I have a little regret about my second new car purchase. Although I got a good deal and paid it off in three years, I realized I could have saved much more if I had bought a slightly older used car instead.
Car Buying Mistake #9: Frequently Trading In Your Car
It’s a big mistake to trade in your car for a new one every few years.
When you trade in your cars frequently, you always buy them at their highest price point and own them during the worst years for depreciation. It’s like buying a stock at $100 and selling it three years later at $50, then taking out a loan to purchase it again at $100 and repeating this cycle every three years.
If you trade frequently, leasing might be a better option. However, I don’t recommend it. Leasing has significant drawbacks compared to buying. Instead, I encourage you to keep your car as long as possible, as that is the only way to come out ahead with a depreciating asset.

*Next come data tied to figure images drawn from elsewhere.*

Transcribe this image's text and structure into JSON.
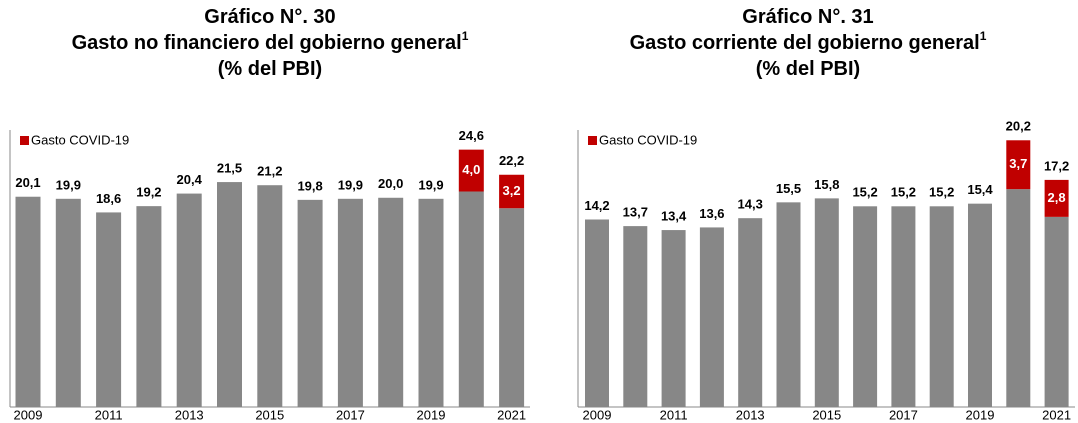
{
  "chart_data": [
    {
      "type": "bar",
      "stacked": true,
      "title": [
        "Gráfico N°. 30",
        "Gasto no financiero del gobierno general",
        "(% del PBI)"
      ],
      "title_note": "1",
      "categories": [
        "2009",
        null,
        "2011",
        null,
        "2013",
        null,
        "2015",
        null,
        "2017",
        null,
        "2019",
        null,
        "2021"
      ],
      "series": [
        {
          "color": "#878787",
          "values": [
            20.1,
            19.9,
            18.6,
            19.2,
            20.4,
            21.5,
            21.2,
            19.8,
            19.9,
            20.0,
            19.9,
            20.6,
            19.0
          ],
          "value_labels": [
            "20,1",
            "19,9",
            "18,6",
            "19,2",
            "20,4",
            "21,5",
            "21,2",
            "19,8",
            "19,9",
            "20,0",
            "19,9",
            null,
            null
          ]
        },
        {
          "name": "Gasto COVID-19",
          "color": "#c00000",
          "values": [
            null,
            null,
            null,
            null,
            null,
            null,
            null,
            null,
            null,
            null,
            null,
            4.0,
            3.2
          ],
          "value_labels": [
            null,
            null,
            null,
            null,
            null,
            null,
            null,
            null,
            null,
            null,
            null,
            "4,0",
            "3,2"
          ]
        }
      ],
      "totals": [
        null,
        null,
        null,
        null,
        null,
        null,
        null,
        null,
        null,
        null,
        null,
        24.6,
        22.2
      ],
      "total_labels": [
        null,
        null,
        null,
        null,
        null,
        null,
        null,
        null,
        null,
        null,
        null,
        "24,6",
        "22,2"
      ],
      "ylim": [
        0,
        26
      ],
      "legend": "top-left"
    },
    {
      "type": "bar",
      "stacked": true,
      "title": [
        "Gráfico N°. 31",
        "Gasto corriente del gobierno general",
        "(% del PBI)"
      ],
      "title_note": "1",
      "categories": [
        "2009",
        null,
        "2011",
        null,
        "2013",
        null,
        "2015",
        null,
        "2017",
        null,
        "2019",
        null,
        "2021"
      ],
      "series": [
        {
          "color": "#878787",
          "values": [
            14.2,
            13.7,
            13.4,
            13.6,
            14.3,
            15.5,
            15.8,
            15.2,
            15.2,
            15.2,
            15.4,
            16.5,
            14.4
          ],
          "value_labels": [
            "14,2",
            "13,7",
            "13,4",
            "13,6",
            "14,3",
            "15,5",
            "15,8",
            "15,2",
            "15,2",
            "15,2",
            "15,4",
            null,
            null
          ]
        },
        {
          "name": "Gasto COVID-19",
          "color": "#c00000",
          "values": [
            null,
            null,
            null,
            null,
            null,
            null,
            null,
            null,
            null,
            null,
            null,
            3.7,
            2.8
          ],
          "value_labels": [
            null,
            null,
            null,
            null,
            null,
            null,
            null,
            null,
            null,
            null,
            null,
            "3,7",
            "2,8"
          ]
        }
      ],
      "totals": [
        null,
        null,
        null,
        null,
        null,
        null,
        null,
        null,
        null,
        null,
        null,
        20.2,
        17.2
      ],
      "total_labels": [
        null,
        null,
        null,
        null,
        null,
        null,
        null,
        null,
        null,
        null,
        null,
        "20,2",
        "17,2"
      ],
      "ylim": [
        0,
        20.6
      ],
      "legend": "top-left"
    }
  ]
}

As a car ages, it will require more frequent and expensive repairs. However, don’t use a $800 repair as an excuse to buy a $30,000 new car. I drive my cars until they stop working or repairing them no longer makes financial sense.
The $19,000 car we bought a few years after the Great Recession remains one of our primary vehicles. Before buying my second new vehicle, I was driving a 15-year-old car. I eventually donated it to charity after the entire exhaust system, from the catalytic converter on the back, needed to be replaced.
I decided to forgo the repair on the 15-year-old car because expensive repairs were becoming more frequent before the exhaust system broke. Replacing the entire exhaust system would have cost $2,000, and the car was not worth $2,000.
The point is that you will see a return on your investment (ROI) in a car after paying off the car loan (or paying in cash) and driving it for a long time.
Car Buying Mistake #10: Worrying About What Other People Think
Last but not least, stop worrying about what other people think about the car you drive. Worrying about what other people think will lead you to overspend when buying a car to impress people you don’t know (or like). Stop trying to keep up with the Joneses; they’re broke!
Our culture and car manufacturers have warped cars into status symbols. The irony is that the car someone drives often has an inverse relationship to their wealth. Why? Because cars destroy wealth.
People who are good with money know you cannot build wealth through depreciating assets like cars. Therefore, they minimize what they spend on their cars so they can maximize their returns through appreciating assets. Thomas J. Stanley, in “The Millionaire Next Door,” shows how most millionaires are our neighbors who live modest lives and drive older cars.
As Morgan Housel said in “The Psychology of Money“:
“But the truth is that wealth is what you don’t see. Wealth is the nice cars not purchased. The diamonds not bought. The watches not worn, the clothes forgone and the first-class upgrade declined. Wealth is financial assets that haven’t yet been converted into the stuff you see.”
Morgan Housel, “The Psychology of Money: Timeless lesons on wealth, greed and happiness“
So, who cares what people think about the car you drive? My 2011 Great Recession-era car takes me to the same grocery store as someone cruising in a $50,000 BMW. The difference is that I’m not worrying about car payments.
Conclusion: Mistakes To Avoid When Buying A Car
Cars are one of the biggest wealth destroyers in the United States.
Automobiles are a bad investment because they are depreciating assets and expensive to maintain. Sinking money into a depreciating asset is one of the fastest ways to destroy wealth. However, for most of us, owning a car is necessary, but that does not mean we need to overpay for one.
By following the 20/4/10 or 20/3/8 rule and avoiding common car-buying mistakes, like shopping for monthly payments, you will be well on your way to owning a reliable, safe, and affordable car.
The bottom line is you want your car to work for you instead of you working for your car!